Day Two
Hundred and Seventy-EIGHT: Quality.
I’ve spent
the day with just quality people.
I really
enjoy the days spent adventuring. Even
if it’s just to a new restaurant, or with new people, and today was perfect. Not only did we venture
downtown Toronto, but we visited the top of the CN Tower, and the shopping, and
the food and the laughs, I mean, it’s irreplaceable really, the moments from
today, and impossible to justly explain most, so I will just say what a quality
day I have had.
Toronto is
an hour and a half away and it still is an adventure to me. I plan on taking a little dip down there
myself sometime in the future, just to spend some time recollecting on myself,
and I think it would be perfect. That
city is just… I mean, it’s not Europe, it really isn’t as many bars and
theatres and shops and coffee nooks and crannies it spouts out it stil will not
be any city in Europe, but it is the closest we’ve got here, the closest I can
get without spending outrageous amounts of money, and it is enough for now.
Sitting
high in the sky watching out over the city drinking a crap “white” coffee from
the over-priced shop at the top of the CN Tower I was reminded how lucky and
proud I am to be Canadian after all. I
think I take these cities for granted, and with that I vowed to make sure that
Steph (my Australian exchange student, tehe) got to Waterloo to see my family
and my city, because as much as I get frustrated with it’s normalcy and
stability it is a part of my
Canada. I find that substantial and
important at this point in my life, and I’d like to share it with her.
Today I embarrassingly
forgot the line in our national anthem that says “Glorious and Free,” which as
horrifying as the experience of forgetting a song that was sung to you/you sung
for literally twelve plus years of your life was, that sentence seems to be the
most significant of the entire anthem. Glorious and Free is so true. We may not
be “free” in all senses of the word, and by no means would I classify “glory”

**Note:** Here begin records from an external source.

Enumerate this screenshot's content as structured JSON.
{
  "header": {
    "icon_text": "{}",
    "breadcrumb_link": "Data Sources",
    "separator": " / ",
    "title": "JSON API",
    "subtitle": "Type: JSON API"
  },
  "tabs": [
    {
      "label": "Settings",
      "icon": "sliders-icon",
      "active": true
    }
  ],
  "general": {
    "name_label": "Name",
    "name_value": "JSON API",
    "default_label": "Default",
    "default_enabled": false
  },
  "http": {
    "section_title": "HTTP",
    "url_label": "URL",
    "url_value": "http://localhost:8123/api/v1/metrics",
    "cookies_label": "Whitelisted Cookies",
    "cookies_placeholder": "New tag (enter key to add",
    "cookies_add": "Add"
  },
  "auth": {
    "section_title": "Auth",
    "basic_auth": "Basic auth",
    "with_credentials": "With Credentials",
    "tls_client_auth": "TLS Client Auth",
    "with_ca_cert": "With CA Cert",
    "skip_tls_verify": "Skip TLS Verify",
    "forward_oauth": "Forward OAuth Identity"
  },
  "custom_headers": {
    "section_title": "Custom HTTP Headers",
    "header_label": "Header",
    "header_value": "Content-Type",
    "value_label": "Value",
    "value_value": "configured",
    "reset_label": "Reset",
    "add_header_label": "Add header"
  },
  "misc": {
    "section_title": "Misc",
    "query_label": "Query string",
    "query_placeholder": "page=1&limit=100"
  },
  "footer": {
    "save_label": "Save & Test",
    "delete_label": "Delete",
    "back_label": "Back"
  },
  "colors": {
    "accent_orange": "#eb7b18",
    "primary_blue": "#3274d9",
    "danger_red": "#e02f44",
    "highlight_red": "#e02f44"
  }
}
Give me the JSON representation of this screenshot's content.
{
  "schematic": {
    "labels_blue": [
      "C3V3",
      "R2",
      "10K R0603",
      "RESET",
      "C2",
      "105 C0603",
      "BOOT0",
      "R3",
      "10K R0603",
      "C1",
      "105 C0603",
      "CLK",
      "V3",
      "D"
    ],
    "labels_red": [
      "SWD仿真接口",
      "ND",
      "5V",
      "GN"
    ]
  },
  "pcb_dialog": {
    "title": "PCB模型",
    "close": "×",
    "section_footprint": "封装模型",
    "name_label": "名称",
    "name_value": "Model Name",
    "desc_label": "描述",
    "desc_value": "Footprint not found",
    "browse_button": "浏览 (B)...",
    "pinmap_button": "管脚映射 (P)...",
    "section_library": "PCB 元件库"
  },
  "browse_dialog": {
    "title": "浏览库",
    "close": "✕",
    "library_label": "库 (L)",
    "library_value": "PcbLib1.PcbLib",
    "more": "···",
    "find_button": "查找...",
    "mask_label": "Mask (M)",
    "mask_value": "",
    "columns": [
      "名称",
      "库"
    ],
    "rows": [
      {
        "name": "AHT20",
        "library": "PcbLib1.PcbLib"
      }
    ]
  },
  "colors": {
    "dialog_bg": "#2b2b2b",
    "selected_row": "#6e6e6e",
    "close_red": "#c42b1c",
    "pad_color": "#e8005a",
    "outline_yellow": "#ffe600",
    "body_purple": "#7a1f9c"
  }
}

to Canada in a nationalist sense, but I do think that Canada, the polite,
clean, beautiful country, deserves to be “Glorious and Free,” if only because
the people who live here are relatively welcoming and believe in this country. How lucky and proud am I?
So thanks
Sarah and Steph for making today hilariously entertaining and worth the bus
ride and the trodding around the Eaton centre with large bags, I hope that you
enjoy your stay in this beauty of a country.